I BOBINI PERDONO LA CAUSA – PILLI TORNA AL COMUNE

La Corte d’Appello di Firenze ha dato torto ai fratelli Bobini relativamente alla causa intercorrente tr loro ed il Comune di Subbiano in merito alla gestione di un podere di proprietà comunale ex Opera Pia Boschi.

I fatti, puntualmente riferiti su queste pagine, sono noti: il podere Pilli essendo condotto come mezzadria dal padre dei Bobini (Vasco, Ivo, Gino) venne ceduto in affitto al detto padre per un importo annuale ed un periodo definito. Questa operazione avveniva quando ancora era operante l’Opera Pia Boschi; poi questo Ente finì e le sue proprietà terriere passarono al Comune di Subbiano. Finì il periodo dell’affitto e morì, purtroppo, l’anziano padre: i figli si intestardirono e non ne vollero sapere di lasciare il podere: una causa, due cause ecc.. fino a qualche giorno fa in cui la Corte d‘Appello definitivamente decidendo, accoglieva il ricorso del Comune e condannava i Bobini a rilasciare il podere di Pilli libero e vacuo di persone e cose, li condanava anche a pagare le spese del giudizio e cioè un ammontare che l’Avv. Pollini di Grosseto, difensore del Comune, da noi interpellato, non ci ha voluto fornire, ma riteniamo senz’altro superiore ai cinquemila euro.
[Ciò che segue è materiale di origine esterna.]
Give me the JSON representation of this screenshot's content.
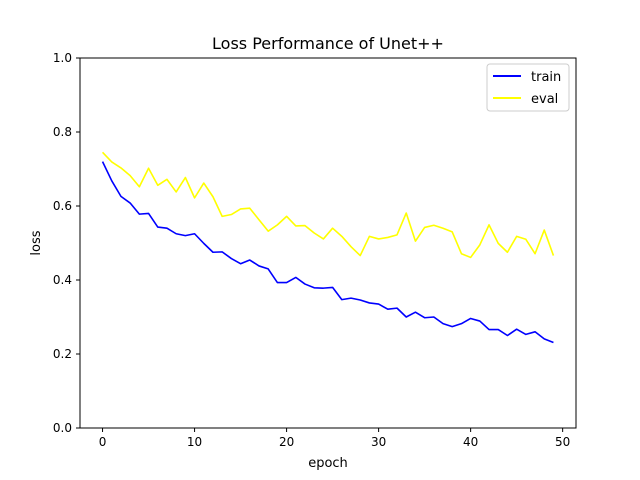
{
  "chart_data": {
    "type": "line",
    "title": "Loss Performance of Unet++",
    "xlabel": "epoch",
    "ylabel": "loss",
    "xlim": [
      -2.45,
      51.45
    ],
    "ylim": [
      0.0,
      1.0
    ],
    "xticks": [
      0,
      10,
      20,
      30,
      40,
      50
    ],
    "xtick_labels": [
      "0",
      "10",
      "20",
      "30",
      "40",
      "50"
    ],
    "yticks": [
      0.0,
      0.2,
      0.4,
      0.6,
      0.8,
      1.0
    ],
    "ytick_labels": [
      "0.0",
      "0.2",
      "0.4",
      "0.6",
      "0.8",
      "1.0"
    ],
    "grid": false,
    "legend": "top-right",
    "x": [
      0,
      1,
      2,
      3,
      4,
      5,
      6,
      7,
      8,
      9,
      10,
      11,
      12,
      13,
      14,
      15,
      16,
      17,
      18,
      19,
      20,
      21,
      22,
      23,
      24,
      25,
      26,
      27,
      28,
      29,
      30,
      31,
      32,
      33,
      34,
      35,
      36,
      37,
      38,
      39,
      40,
      41,
      42,
      43,
      44,
      45,
      46,
      47,
      48,
      49
    ],
    "series": [
      {
        "name": "train",
        "color": "#0000ff",
        "values": [
          0.72,
          0.668,
          0.626,
          0.608,
          0.578,
          0.58,
          0.543,
          0.54,
          0.525,
          0.52,
          0.525,
          0.499,
          0.475,
          0.476,
          0.458,
          0.444,
          0.454,
          0.438,
          0.43,
          0.393,
          0.393,
          0.407,
          0.389,
          0.379,
          0.378,
          0.38,
          0.347,
          0.351,
          0.346,
          0.338,
          0.335,
          0.321,
          0.324,
          0.3,
          0.313,
          0.298,
          0.3,
          0.282,
          0.274,
          0.282,
          0.296,
          0.289,
          0.266,
          0.266,
          0.25,
          0.267,
          0.253,
          0.26,
          0.241,
          0.231
        ]
      },
      {
        "name": "eval",
        "color": "#ffff00",
        "values": [
          0.745,
          0.719,
          0.703,
          0.682,
          0.652,
          0.702,
          0.656,
          0.672,
          0.638,
          0.677,
          0.622,
          0.662,
          0.625,
          0.572,
          0.577,
          0.592,
          0.594,
          0.563,
          0.532,
          0.549,
          0.572,
          0.546,
          0.547,
          0.527,
          0.511,
          0.54,
          0.518,
          0.49,
          0.466,
          0.518,
          0.511,
          0.515,
          0.522,
          0.581,
          0.505,
          0.542,
          0.548,
          0.54,
          0.53,
          0.471,
          0.461,
          0.495,
          0.549,
          0.499,
          0.475,
          0.518,
          0.51,
          0.471,
          0.535,
          0.466
        ]
      }
    ]
  }
}
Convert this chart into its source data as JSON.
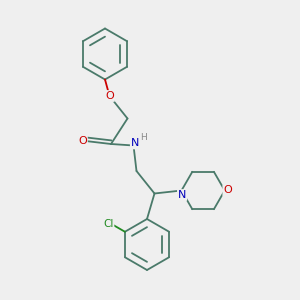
{
  "background_color": "#efefef",
  "bond_color": "#4a7a6a",
  "atom_colors": {
    "O": "#cc0000",
    "N": "#0000bb",
    "Cl": "#228b22",
    "C": "#4a7a6a",
    "H": "#888888"
  },
  "figsize": [
    3.0,
    3.0
  ],
  "dpi": 100,
  "xlim": [
    0,
    10
  ],
  "ylim": [
    0,
    10
  ]
}
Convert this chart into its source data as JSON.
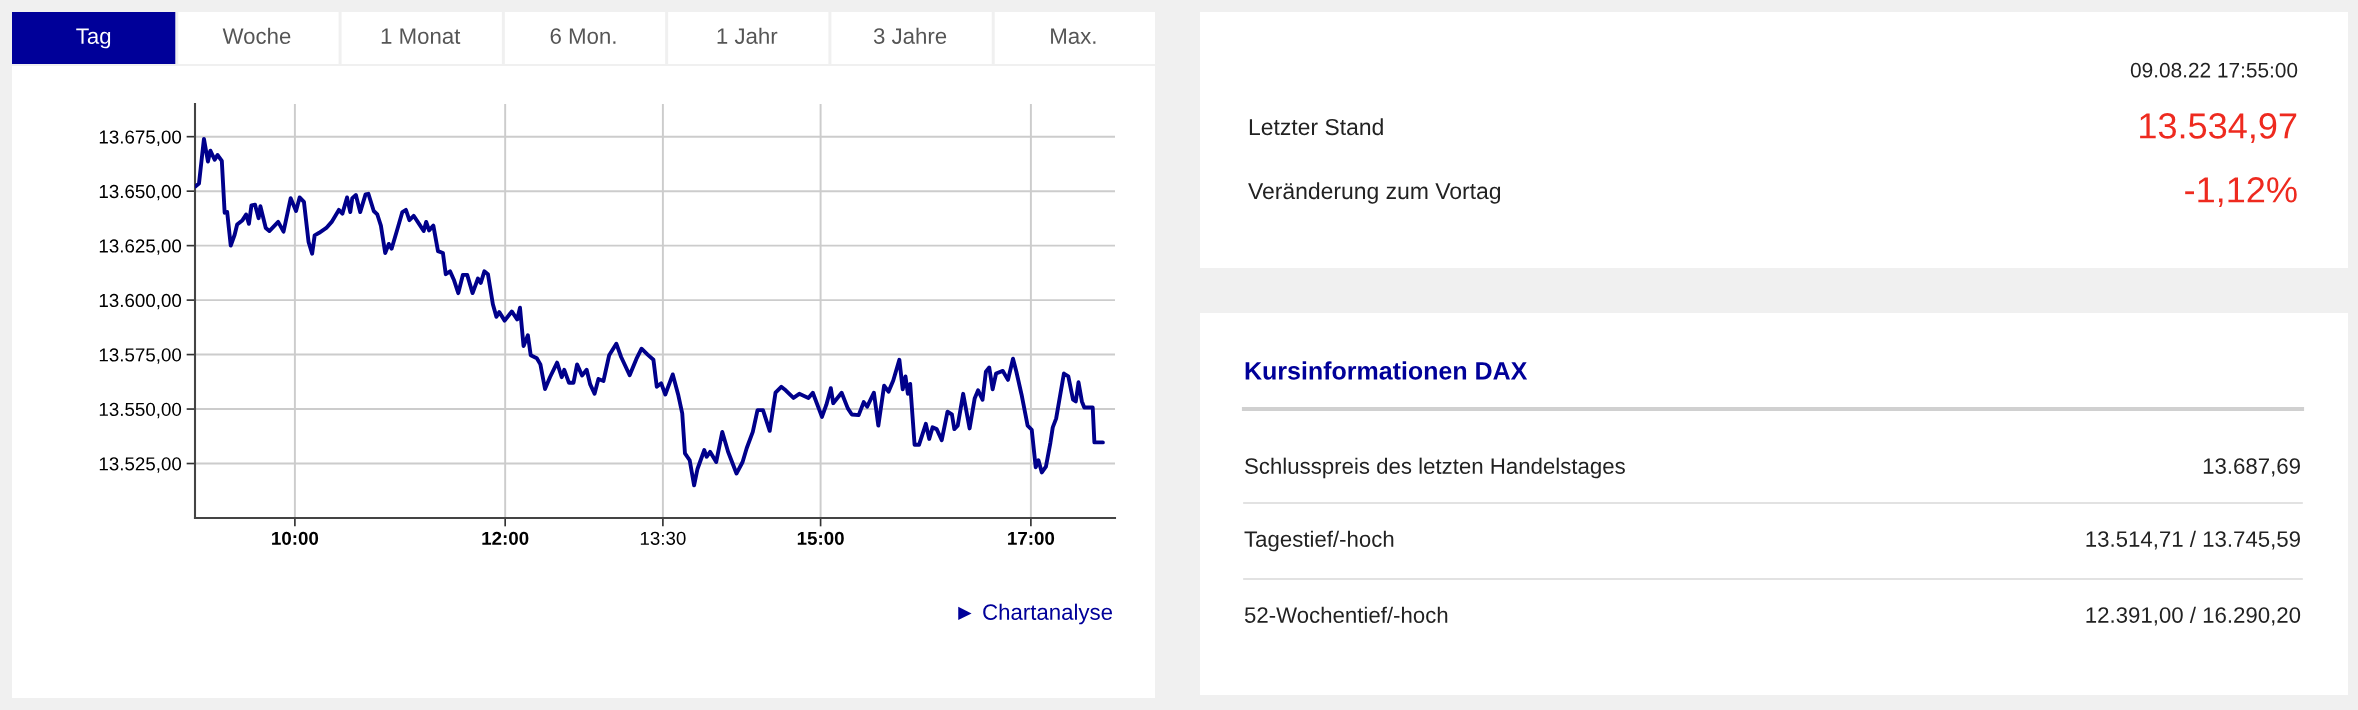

Soldi gettati dalla finestra, quanto sarebbe stato meglio rendere subito il podere al Comune ed evitare tutte queste spese legali ?

Noi più volte abbiamo consigliato i Bobini, peraltro ottimi commercianti quotati a livello locale, in tal senso, niente.

La causa partì anni fa, era Sindaco Ilario Maggini, e era durata fino ad oggi per la gioia dei vari Avvocati, gli unici ad aver beneficato della cosa che si è risolta come doveva e che ha messo in rilievo la ostinazione antieconomica dei tre fratelli; anche se il buon Vasco Bobini, per motivi di competenza essendo egli in passato Consigliere Comunale, affermava che ogni iniziativa partiva dalla moglie di uno dei fratelli, alla quale,sembra, erano stati conferiti tutti i poteri dai legittimi eredi del compianto loro padre.